The “time price” is how many hours of work it takes to purchase the basket of goods. The “abundance” is how much of the basket one hour of work can buy. The story told by the index is a very good one: since recordkeeping began, “abundance” for average private sector workers comes out to a net increase of 13.8 percent.
Why, oh why, do people who do not understand statistics rely so heavily on it? Let me offer a hint: whenever you read “average”, ask yourself whether whatever is being measured occurs in a normal distribution. If it does not, the average will be grossly misleading. In this case “abundance” is propaganda not analysis. The index quietly assumes that gains anywhere in the income distribution count equally as ‘abundance’ for everyone.
In the United States incomes do not occur in a normal distribution; they are heavily loaded to the right of the distribution, i.e. a relatively small percentage of people earn a considerable proportion of income. You may argue over whether that is good, bad, or indifferent. I see it as merely a fact. Because income growth in the top percentile is orders of magnitude larger than the rest, even small changes there dominate mean-based measures.
I took the trouble of recalculating the Abundance Index using the same sources as the original source used but omitting the top 1% of income earners. Some interesting things became apparent.
The topmost graph illustrates the change in abundance from March 2006 to the present. As you can see for the lower 99% of Americans abundance was materially flat; it wasn’t until 2020 that it began to increase for us. The original index showed a 14% increase over the period; the revised one reflect a 5% increase over the period. In other words, yes, we have become better off but not a lot better off.
The graph on the bottom right illustrates why that may be so. The top 1% of income earners captured 17.6% of income in 2006; now they capture 20.9% of income. That fact alone discredits the index as a measure of general worker well-being. The moral of the story is don’t use unadjusted means for skewed distributions when making welfare claims.
But the topmost graphic also illustrates something even more interesting. What happened in 2020 that improved the measured abundance of those in the lower 99%? The answer, obviously, is COVID-19 or, more correctly, the pandemic and the federal government response to it. Three things happened:
- There was $4.6 trillion in government spending which prevented collapse and gave workers leverage.
- There was a labor shortage caused by 1.2 million deaths from COVID, retirements, and workforce exits.
- Workers, enabled by enhanced unemployment benefits, refused wages they deemed exploitative.
None of these conditions were desirable; they were merely revealing.
That was anomalous; those conditions were not sustainable. In other words it took a crisis to produce abundance for most Americans.

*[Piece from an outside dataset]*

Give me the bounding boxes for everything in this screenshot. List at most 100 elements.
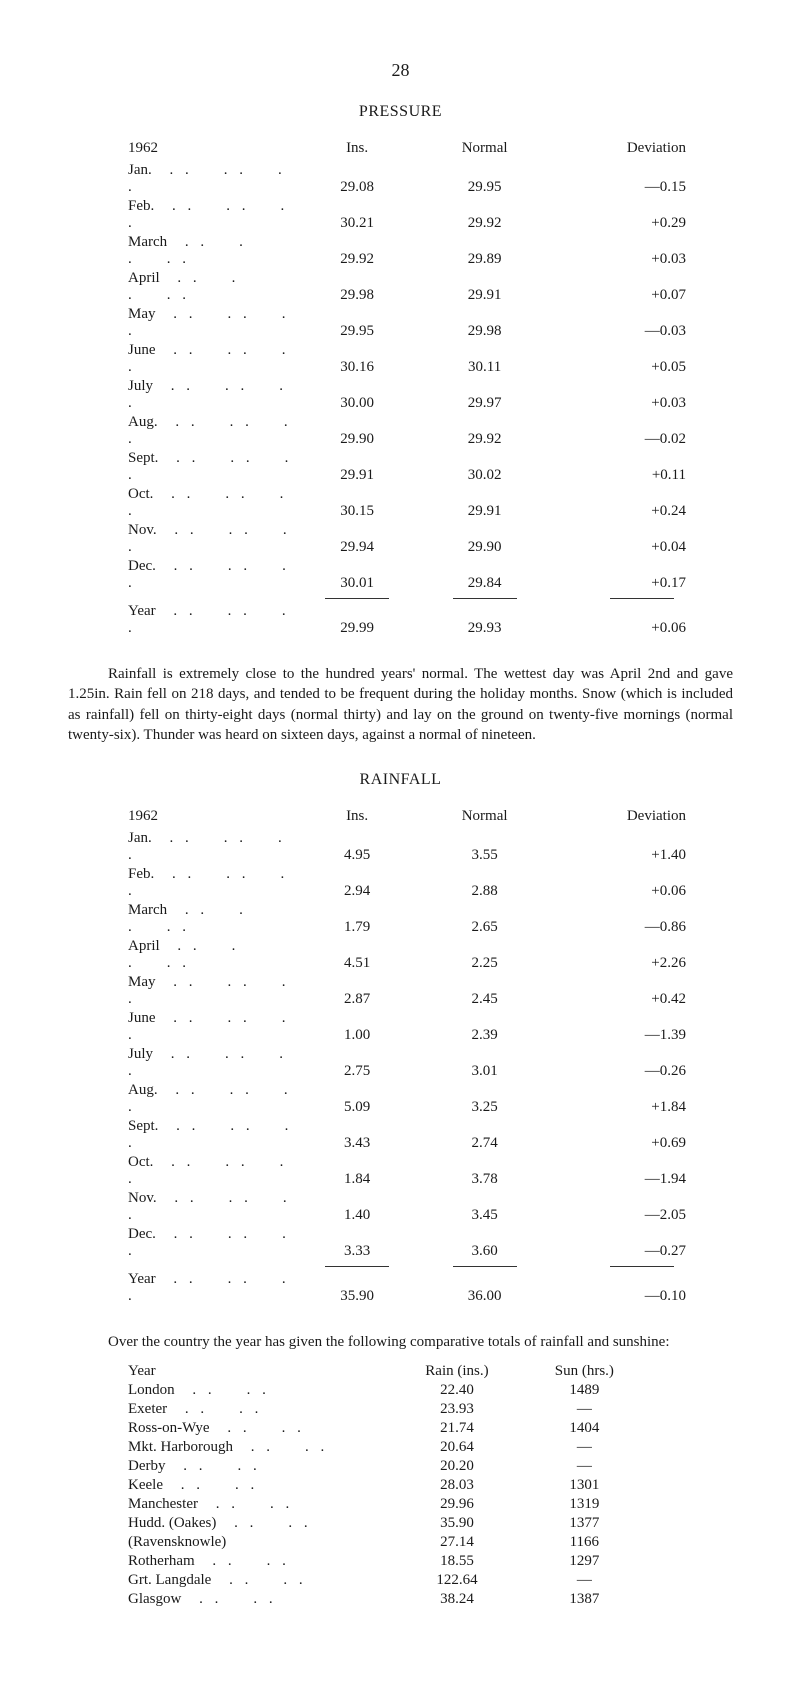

I think you have the right of it here. Using only the mean often gives a false picture. In my ideal world we always also look at median and even mode.

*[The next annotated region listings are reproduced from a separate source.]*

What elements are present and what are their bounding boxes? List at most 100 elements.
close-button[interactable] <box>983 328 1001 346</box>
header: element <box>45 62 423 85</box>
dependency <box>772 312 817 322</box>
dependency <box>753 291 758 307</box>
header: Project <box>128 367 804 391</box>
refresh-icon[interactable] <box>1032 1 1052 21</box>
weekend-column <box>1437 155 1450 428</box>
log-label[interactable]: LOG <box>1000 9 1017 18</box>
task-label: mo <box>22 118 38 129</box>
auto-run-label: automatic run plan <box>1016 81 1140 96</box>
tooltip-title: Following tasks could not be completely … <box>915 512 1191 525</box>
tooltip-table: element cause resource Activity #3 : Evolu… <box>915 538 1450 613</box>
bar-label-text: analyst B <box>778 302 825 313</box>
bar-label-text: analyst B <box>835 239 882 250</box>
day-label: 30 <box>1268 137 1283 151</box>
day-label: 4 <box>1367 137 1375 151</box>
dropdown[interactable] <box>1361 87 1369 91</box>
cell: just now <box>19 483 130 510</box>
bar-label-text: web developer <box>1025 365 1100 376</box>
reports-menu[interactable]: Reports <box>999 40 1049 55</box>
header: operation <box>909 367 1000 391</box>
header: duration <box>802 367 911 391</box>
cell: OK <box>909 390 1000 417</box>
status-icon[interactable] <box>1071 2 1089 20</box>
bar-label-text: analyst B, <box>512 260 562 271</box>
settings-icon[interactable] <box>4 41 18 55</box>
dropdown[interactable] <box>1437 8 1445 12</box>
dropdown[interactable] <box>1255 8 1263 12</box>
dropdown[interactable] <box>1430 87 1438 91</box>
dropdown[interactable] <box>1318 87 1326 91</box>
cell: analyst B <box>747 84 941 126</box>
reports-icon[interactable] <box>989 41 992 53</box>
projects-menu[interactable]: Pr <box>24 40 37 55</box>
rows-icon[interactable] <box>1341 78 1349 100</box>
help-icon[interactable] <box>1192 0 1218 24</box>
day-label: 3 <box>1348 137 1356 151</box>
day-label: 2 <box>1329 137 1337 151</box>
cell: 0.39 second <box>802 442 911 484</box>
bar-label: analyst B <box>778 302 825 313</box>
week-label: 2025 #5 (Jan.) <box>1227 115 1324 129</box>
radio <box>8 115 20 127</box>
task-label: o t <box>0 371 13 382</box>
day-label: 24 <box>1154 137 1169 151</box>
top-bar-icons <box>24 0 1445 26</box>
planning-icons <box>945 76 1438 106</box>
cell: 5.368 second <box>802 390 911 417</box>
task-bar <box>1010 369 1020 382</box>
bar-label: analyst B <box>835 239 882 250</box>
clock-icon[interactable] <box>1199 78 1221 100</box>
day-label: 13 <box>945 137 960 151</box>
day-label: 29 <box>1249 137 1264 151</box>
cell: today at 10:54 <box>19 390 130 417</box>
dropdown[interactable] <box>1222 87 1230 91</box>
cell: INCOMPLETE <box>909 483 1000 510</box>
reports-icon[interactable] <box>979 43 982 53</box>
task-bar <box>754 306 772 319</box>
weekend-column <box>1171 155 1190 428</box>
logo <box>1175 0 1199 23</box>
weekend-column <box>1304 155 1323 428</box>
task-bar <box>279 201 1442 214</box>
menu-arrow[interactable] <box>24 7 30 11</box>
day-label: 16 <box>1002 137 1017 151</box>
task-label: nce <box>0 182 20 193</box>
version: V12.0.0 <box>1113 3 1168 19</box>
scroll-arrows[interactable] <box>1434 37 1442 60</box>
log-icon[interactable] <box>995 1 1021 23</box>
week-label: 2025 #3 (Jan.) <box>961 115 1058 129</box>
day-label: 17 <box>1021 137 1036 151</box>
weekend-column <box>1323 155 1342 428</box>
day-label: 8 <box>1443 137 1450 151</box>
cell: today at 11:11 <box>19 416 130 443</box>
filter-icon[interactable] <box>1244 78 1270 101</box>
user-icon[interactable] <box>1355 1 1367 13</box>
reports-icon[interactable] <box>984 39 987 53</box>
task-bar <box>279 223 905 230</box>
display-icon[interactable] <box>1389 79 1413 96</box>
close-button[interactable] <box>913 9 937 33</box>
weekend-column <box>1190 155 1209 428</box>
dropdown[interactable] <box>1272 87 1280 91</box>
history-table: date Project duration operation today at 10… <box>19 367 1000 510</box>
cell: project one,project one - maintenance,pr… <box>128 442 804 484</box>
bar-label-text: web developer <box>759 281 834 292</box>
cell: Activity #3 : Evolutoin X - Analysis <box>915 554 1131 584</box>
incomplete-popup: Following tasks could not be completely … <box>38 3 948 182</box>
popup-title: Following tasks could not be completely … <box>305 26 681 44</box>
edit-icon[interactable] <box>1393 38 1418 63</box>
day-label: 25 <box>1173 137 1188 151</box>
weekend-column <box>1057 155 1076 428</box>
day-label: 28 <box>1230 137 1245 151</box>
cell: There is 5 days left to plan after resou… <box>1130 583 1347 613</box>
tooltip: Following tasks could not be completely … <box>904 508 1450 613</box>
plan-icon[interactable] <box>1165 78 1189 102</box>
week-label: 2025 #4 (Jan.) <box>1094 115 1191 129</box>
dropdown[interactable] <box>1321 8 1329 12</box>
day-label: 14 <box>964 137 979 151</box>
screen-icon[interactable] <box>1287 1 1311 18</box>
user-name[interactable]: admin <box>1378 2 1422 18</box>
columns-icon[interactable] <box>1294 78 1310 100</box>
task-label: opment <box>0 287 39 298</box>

While I have other pet peeves a current one bugging me is the dates people choose to conduct their studies. Cowen recently cited a study looking at some economic effects in the US from 1939-1963 vs 1963-present. The war years and the years shortly thereafter are quite a bit different than later years. We had essentially full employment in the war years and in the proximate years after the war many/most of the cities and industrial bases of the first world were decimated so we had little effective competition.
Steve
I have similar peeves. For example, I really wish somebody would produce a credible explanation for why the DJIA was essentially flat for 30 years but since 2006 has risen exponentially. They need to explain both sides of that story not just the last 10 years.